After spending more than 30 years of living on the edge while test flying America’s multi-million dollar military fighter jets and expending the flight envelope of each airplane he tested, Lancaster, Calif., resident John Fergione, now retired, says today he’s enjoying a well-earned kickback life of leisure.
Fergione says when he first starting flying he never expected to join the ranks of America’s elite, he said becoming a tester of the most powerful and fastest machines in the world, just sort of happened.
“Things fell into place where I was given the opportunity to fly,” Fergione said. He modestly says once he started flying he discovered he had a little bit of an aptitude for it.
He admits today, however, that after 36 years of flying fighters he became pretty good at it.
Fergione’s career in flight test began in the early 1970s. Armed with a Bachelor of Science degree in Electrical Engineering, he was commissioned into the U.S. Navy where he continued his education and earned both, a Master of Science degree in Aeronautical Systems and his Naval Aviator wings.
Once he earned his wings, Fergione said the Navy put him through an extensive flying instruction program.
“It takes a lot of [specialized] training before the Navy will actually let you take one of their airplanes and let you try to land it on a carrier,” he said. Fergione said pilots have to prove themselves before being handed over that kind of responsibility.
After completing all the aviation training the Navy had to offer, Fergione served two tours on the aircraft carrier USS Forrestal.
While stationed on the Forrestal, he logged nearly 300 carrier landings and was selected for the Naval Test Pilot School [Top Gun], where he graduated with honors and recognized as a “Distinguished Student” in 1977.
Fergione followed that tour serving as assistant strike operations officer aboard the USS Eisenhower and describes carrier takeoffs and landings as unforgiving.
“If you don’t do it right each time, you stand a very good chance of not making it to the next day,” he said.
Shrugging off the element of danger that’s goes along with his chosen career, Fergione says what keep him going with flight testing was the excitement of it all.
“Once you get there and get past the terrifying experiences, it gets to be so much fun that you can’t wait to get to the next catapult shot.”
The “cat shots” this highly-skilled professional so casually talks about have been described by many as like being shot out of a cannon.
Fergione served 10 years of active duty in the Navy followed by 17 years in the Navy Reserves, during which time he went to work for General Dynamics, which later became part of the Lockheed family that is now the Lockheed Martin Aeronautics Company, the aerospace company that Fergione worked for until he retired from the demanding and complex business of flight test in 2007.
While at Lockheed, Fergione tested the F-16 Fighting Falcons over the turbulent skies of Fort Worth, Texas, and Eglin Air Force Base, Fla., and he boomed Edwards AFB, Calif., in the single-seat, twin engine F-22 Raptor more times than he can remember.
In all, however, Fergione tested more than 40 different aircraft during an exciting career that lasted more than three decades.
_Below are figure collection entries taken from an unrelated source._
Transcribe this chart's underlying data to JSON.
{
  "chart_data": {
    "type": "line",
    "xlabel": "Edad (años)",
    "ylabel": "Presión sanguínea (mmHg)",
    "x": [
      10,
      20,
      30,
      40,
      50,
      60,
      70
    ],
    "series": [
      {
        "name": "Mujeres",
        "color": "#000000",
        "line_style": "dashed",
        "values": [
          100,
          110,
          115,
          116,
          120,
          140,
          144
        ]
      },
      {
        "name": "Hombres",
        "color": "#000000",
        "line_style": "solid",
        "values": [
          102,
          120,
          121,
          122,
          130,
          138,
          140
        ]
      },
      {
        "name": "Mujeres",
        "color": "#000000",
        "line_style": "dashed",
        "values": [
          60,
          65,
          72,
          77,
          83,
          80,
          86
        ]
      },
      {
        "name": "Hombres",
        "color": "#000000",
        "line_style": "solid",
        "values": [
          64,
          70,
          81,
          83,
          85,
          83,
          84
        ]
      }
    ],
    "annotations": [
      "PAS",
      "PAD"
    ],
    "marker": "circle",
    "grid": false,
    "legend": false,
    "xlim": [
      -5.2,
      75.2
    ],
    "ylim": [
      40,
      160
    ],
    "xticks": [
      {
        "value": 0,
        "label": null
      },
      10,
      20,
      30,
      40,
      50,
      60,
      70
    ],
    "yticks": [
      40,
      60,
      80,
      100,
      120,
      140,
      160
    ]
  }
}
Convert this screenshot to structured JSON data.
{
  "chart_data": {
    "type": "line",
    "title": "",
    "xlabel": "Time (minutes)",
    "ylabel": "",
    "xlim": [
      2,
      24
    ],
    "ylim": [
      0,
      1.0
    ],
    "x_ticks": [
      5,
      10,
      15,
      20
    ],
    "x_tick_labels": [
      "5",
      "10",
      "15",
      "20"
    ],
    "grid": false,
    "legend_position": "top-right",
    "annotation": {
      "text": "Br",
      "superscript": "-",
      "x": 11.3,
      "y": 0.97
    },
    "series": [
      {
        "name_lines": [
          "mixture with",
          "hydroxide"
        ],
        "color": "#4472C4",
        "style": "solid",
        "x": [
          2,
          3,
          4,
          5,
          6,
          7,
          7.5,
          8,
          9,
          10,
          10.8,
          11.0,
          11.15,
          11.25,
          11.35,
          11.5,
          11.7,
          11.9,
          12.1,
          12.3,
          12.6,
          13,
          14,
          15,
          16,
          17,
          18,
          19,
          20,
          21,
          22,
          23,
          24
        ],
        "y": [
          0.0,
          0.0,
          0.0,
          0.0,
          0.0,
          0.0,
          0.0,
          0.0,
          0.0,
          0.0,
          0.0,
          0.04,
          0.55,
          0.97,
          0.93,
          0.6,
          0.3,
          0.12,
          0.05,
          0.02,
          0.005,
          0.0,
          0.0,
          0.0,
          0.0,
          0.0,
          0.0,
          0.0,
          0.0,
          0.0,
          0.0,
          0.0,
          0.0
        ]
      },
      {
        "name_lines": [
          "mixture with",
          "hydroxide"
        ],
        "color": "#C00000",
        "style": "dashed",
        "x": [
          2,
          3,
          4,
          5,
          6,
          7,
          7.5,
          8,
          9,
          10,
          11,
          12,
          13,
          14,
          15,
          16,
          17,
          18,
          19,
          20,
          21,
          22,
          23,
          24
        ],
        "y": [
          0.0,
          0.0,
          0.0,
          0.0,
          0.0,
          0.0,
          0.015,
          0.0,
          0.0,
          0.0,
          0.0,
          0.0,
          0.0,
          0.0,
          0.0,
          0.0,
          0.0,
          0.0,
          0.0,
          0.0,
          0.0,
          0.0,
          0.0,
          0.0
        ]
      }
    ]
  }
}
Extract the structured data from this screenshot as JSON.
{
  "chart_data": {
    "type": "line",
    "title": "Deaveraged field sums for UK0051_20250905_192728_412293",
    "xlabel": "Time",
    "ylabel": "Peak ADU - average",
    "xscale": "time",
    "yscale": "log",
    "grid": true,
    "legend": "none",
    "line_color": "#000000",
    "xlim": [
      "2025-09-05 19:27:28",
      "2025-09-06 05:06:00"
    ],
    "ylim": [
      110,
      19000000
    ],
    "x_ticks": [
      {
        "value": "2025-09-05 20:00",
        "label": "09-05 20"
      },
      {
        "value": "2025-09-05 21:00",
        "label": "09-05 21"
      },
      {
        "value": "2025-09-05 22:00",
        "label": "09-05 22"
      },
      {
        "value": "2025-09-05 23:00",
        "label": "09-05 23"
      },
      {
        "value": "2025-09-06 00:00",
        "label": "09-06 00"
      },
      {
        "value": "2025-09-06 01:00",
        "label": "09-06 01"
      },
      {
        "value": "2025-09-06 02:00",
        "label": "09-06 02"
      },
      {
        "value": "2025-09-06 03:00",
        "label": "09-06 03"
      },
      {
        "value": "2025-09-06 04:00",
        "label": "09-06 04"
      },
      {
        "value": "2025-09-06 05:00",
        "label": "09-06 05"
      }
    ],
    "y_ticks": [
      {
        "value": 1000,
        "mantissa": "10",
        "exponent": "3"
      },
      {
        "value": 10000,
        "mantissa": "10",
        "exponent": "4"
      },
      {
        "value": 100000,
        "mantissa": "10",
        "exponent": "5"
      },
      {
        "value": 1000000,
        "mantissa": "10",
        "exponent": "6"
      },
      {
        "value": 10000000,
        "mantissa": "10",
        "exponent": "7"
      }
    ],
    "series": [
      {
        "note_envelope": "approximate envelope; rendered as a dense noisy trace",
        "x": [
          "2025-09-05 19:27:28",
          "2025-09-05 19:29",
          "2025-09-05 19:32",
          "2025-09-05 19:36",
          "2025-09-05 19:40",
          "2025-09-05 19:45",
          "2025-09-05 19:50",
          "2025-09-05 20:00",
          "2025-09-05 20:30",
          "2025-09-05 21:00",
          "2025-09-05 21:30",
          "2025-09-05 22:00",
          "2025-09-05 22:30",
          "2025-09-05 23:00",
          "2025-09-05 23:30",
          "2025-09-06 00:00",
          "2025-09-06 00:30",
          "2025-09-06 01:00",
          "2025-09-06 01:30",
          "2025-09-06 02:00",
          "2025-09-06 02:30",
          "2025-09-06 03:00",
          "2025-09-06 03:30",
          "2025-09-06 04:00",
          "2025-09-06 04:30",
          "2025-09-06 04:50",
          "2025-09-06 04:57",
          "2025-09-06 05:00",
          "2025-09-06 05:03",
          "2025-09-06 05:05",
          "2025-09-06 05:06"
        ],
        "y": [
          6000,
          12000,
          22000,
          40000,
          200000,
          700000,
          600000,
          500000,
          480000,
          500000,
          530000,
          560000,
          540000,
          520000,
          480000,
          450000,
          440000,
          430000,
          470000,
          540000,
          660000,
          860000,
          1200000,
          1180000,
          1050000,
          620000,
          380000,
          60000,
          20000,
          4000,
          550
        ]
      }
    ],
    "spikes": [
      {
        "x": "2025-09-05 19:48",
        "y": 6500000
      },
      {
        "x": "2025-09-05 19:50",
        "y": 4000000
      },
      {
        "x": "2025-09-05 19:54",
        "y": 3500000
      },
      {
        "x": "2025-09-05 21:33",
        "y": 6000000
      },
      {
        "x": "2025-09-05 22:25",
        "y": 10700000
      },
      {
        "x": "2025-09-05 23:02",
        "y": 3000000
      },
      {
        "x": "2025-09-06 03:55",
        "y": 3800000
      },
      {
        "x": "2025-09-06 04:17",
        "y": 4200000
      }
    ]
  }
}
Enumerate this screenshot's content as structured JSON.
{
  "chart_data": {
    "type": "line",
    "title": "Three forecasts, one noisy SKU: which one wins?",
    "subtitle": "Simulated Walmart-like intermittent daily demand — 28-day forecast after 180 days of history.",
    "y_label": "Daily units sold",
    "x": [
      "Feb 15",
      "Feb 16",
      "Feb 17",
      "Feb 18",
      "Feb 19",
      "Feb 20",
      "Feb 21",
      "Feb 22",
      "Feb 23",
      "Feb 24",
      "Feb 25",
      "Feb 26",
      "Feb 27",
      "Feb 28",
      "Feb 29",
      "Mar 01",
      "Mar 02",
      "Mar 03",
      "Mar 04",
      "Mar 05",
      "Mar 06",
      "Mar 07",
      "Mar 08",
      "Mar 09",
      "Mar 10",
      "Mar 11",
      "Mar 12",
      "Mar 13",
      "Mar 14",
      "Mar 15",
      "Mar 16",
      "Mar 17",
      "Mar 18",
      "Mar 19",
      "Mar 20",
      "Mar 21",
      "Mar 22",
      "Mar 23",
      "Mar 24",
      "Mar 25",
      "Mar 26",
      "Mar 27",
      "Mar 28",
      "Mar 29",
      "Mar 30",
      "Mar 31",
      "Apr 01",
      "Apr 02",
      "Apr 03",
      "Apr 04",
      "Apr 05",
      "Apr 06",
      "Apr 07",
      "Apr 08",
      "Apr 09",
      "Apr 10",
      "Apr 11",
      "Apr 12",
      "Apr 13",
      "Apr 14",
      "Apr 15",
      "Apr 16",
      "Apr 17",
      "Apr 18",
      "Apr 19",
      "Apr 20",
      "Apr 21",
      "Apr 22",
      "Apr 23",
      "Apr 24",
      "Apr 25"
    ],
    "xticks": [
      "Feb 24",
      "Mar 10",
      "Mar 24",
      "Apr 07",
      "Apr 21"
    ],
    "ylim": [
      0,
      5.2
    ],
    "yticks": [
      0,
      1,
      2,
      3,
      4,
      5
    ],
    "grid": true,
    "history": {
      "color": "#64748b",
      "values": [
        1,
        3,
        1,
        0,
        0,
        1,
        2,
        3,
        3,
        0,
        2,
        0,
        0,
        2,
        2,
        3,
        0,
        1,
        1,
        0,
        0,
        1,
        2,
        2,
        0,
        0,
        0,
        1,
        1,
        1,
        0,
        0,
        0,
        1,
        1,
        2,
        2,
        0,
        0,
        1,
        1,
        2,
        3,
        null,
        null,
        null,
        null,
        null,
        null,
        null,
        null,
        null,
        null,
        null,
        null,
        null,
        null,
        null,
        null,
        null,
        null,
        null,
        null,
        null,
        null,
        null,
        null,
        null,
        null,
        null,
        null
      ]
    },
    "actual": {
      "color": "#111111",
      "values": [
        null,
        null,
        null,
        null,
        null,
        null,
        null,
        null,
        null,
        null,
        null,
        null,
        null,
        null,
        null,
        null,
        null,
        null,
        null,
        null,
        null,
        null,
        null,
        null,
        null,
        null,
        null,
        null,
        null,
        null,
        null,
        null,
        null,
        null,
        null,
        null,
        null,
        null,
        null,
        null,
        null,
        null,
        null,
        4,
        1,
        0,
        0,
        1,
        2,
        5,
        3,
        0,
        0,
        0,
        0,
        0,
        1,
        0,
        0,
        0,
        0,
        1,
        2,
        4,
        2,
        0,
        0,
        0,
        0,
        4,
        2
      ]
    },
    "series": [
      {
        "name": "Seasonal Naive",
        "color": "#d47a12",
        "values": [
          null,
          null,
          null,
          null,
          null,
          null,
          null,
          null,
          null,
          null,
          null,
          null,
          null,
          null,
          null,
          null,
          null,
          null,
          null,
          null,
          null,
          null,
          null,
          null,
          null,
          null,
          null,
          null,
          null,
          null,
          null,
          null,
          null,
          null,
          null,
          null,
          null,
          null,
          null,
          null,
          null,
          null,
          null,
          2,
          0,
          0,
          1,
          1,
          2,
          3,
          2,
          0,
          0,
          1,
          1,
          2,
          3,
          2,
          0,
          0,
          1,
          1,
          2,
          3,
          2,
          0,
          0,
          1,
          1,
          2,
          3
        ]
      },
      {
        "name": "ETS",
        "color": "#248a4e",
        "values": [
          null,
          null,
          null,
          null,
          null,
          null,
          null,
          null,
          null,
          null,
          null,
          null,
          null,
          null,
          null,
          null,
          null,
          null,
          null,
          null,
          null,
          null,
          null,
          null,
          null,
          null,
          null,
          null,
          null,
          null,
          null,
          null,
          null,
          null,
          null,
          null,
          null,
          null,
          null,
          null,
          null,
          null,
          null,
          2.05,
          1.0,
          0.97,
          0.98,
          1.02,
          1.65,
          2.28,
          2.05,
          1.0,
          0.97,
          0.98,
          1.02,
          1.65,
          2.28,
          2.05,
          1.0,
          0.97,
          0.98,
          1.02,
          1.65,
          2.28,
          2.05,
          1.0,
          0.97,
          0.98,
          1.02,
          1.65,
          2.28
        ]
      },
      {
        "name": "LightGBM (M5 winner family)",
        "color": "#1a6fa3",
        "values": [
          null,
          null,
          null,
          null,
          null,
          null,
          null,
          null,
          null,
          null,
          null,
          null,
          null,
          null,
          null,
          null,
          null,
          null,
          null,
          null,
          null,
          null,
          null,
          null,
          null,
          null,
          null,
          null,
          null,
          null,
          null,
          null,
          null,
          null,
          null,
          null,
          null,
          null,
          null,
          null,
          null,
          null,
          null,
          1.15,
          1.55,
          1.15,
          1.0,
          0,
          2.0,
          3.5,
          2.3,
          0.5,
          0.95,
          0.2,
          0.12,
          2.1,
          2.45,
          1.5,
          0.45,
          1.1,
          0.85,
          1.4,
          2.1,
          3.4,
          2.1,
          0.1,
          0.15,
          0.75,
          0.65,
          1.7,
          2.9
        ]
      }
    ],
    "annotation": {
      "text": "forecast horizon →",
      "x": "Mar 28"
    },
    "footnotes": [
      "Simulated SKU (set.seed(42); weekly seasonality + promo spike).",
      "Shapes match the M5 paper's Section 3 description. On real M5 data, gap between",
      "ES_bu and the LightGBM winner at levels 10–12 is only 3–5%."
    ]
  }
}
He’s one of those guys who, by well-known author Tom Wolfe’s definition, certainly have “the right stuff.”
Fergione may have retired from flight testing, but his life today is just as full as ever.
He is a past president and fellow member of The Society of Experimental Test Pilots and currently serves as vice-chairman for the SETP and the SETP Scholarship Foundation, an organization that provides scholarships to children of deceased or disabled test pilots.
Fergione has also served as president of the Antelope Valley Board of Trade and continues to serve on that board. He is past director of the Antelope Valley Boys and Girls Clubs and is currently serving as a director with the Edwards AFB Civilian-Military Support Group as the group’s historian and newsletter editor.
He spends a lot of his time giving back to his community and has a special interest in young people destined to become tomorrow’s leaders.
“I believe it’s important to be a mentor to students, because while I was in school I had no idea what I wanted to do when I grew up,” Fergione said.
He said when talking to high school students today he finds that many of them are in the same boat and haven’t yet discovered their call.
“The message I try to bring to Antelope Valley students is to find out what they are truly passionate about. I tell them once they find something they really like to do, then go for it and be the best that they can be.”
He recalled an incident a few years back when he took a student up in an F-16 and flew over Edwards for about an hour. He even let the student take the controls for a short while. He said years later an Air Force major came up to him and introduced himself.
“He turned out to be the kid I took flying in an F-16. He became a major in the Air Force and a pilot instructor.”
Fergione says mentors never know which student they will touch and turn their life around.
Of all the aircraft Fergione tested he side steps the question of which was his favorite and says instead that he had lots of fun in most of them.
“I’ve had lots of fun in several aircraft; the turbine-powered U-6 called the Beaver was a lot of fun. I spent a lot of time flying the T-2 Buckeye, which was the trainer the Navy used back in the 1960s and 1970s.”
He said the A-7 was the most complicated airplane he ever flew, and the F-22 is the aircraft that opened his eyes, “… when I saw what the combat-ready fifth-generation really meant.”
Of all the aircraft he tested, Fergione logged the most flight hours in the F-16, “I would guess that I had the most fun in that airplane than anything,” he said.
Fergione’s efforts haven’t gone unnoticed, he was designated a certified professional manager by the National Management Association in 1994 and was inducted into the Aerospace Walk of Honor in Lancaster in 2009.